Canucks Director of Scouting Todd Harvey believes the club maximized its limited draft capital by adding three forwards and a pair of defencemen to the prospect stable.
“We’re really excited how the draft played out for us,” Harvey told Canucks.com.
It was clear the Canucks were shooting for offensive upside with their first three selections in this year’s draft, taking Swedish winger Melvin Fernstrom in the third round and Ontario Hockey Leaguers Riley Patterson and Anthony Romani with subsequent picks. Patterson, a centre from Barrie, went in the fourth round, while Romani, a right winger from North Bay, was taken with the first of two sixth-round picks the Canucks had in this draft.
When you’re an organization that lacks elite prospects in the system due to the volume of draft capital traded away in recent years, it makes sense to aim high in the middle rounds. The Canucks philosophy this weekend – at least with their first few picks – appears to have been to identify players that can produce offensively, even if they have areas of their game that will require attention in order to make the jump to the next level. 
Without a first or second-rounder this year, the Canucks are playing the long game with players drafted today. There’s no pressure on any of these picks to pay immediate dividends. So the Canucks did what they could to find players that had the sorts of offensive profiles they were looking for. 
“Obviously you look where our picks were, but we had guys rated pretty high that were there for us and that made us really excited,” Harvey explained. “I couldn’t be happier with the way it played out here on the draft floor today.”
The Canucks used their final two picks of the draft to add a pair of defencemen: Parker Alcos in the sixth round and Basile Sansonnens in the seventh. Alcos is a right-shot blueliner with the WHL’s Edmonton Oil Kings, while Sansonnens is a left-hander from the Swiss Junior League.
None of the players selected today will do much to significantly alter the Canucks prospect rankings. At this point, they project as depth pieces. The hope, as always, is that the hockey club can now polish these prospects to help them shine. That process will start on Monday with the team’s annual summer development camp at UBC.
“Our development staff does a fantastic job,” Harvey said. “We’re going to have a camp here, the kids are going to come in and they’re going to learn. And they’re going take from the camp what they need to back to their club teams and it’s going to make them better. And obviously they’re in contact throughout the season all the time and making sure they’re playing the right way and doing the right things to make themselves better.”
Like all NHL teams, the Canucks leave Las Vegas with a sense of optimism about what they were able to accomplish in the draft. They added three pieces with offensive upside and a pair of defensive defencemen. 

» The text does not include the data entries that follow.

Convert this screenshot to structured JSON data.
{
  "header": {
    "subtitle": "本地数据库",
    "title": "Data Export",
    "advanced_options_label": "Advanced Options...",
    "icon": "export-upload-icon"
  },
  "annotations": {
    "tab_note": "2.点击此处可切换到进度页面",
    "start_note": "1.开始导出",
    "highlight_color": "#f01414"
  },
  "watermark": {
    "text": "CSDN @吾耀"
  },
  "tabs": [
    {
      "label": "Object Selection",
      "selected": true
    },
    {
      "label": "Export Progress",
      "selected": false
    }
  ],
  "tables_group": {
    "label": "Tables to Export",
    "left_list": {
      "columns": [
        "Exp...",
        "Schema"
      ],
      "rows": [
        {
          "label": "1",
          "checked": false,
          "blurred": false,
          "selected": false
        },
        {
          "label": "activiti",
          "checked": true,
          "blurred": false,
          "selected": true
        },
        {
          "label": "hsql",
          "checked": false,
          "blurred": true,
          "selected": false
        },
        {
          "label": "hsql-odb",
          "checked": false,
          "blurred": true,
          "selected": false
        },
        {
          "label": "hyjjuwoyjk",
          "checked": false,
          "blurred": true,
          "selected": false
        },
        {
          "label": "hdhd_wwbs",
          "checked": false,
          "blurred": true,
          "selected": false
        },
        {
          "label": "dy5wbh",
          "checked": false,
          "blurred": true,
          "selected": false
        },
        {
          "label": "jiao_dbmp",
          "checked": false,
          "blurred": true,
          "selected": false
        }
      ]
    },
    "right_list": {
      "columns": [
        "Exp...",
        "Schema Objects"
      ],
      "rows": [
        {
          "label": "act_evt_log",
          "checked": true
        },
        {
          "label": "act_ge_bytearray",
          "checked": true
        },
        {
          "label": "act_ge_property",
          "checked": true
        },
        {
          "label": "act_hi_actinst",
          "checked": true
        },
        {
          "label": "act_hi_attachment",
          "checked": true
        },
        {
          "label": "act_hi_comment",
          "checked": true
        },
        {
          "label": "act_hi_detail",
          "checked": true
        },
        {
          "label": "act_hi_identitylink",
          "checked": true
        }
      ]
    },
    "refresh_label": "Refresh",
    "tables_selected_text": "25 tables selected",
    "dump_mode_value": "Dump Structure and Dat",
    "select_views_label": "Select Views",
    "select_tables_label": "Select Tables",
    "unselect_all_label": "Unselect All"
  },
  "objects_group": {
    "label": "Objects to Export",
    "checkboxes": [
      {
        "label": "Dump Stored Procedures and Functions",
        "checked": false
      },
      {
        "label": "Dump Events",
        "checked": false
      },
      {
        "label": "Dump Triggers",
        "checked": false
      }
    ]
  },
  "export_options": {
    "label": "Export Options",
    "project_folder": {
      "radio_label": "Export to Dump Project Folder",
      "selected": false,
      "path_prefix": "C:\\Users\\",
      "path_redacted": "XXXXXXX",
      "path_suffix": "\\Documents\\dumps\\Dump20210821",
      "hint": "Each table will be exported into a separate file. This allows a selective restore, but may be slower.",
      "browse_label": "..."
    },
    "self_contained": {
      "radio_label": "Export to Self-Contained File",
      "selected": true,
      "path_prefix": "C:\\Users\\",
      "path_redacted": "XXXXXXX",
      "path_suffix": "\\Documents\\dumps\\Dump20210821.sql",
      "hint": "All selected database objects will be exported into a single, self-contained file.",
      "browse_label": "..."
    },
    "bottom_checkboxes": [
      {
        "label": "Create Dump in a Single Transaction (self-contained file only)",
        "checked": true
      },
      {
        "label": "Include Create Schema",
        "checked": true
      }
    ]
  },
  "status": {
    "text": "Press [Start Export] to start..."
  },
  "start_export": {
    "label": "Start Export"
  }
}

Given the limited nature of the picks they had in this draft, the Canucks expectations had to be kept in check. But they feel like they managed to make the most of their five selections. And in a few years, we’ll know whether they made the right decisions. For now, it’s about helping the players they picked become the best players they can be. Difference makers? Probably not. But there’s certainly reason to think that at least a few of these players can one day earn a shot to play in Vancouver.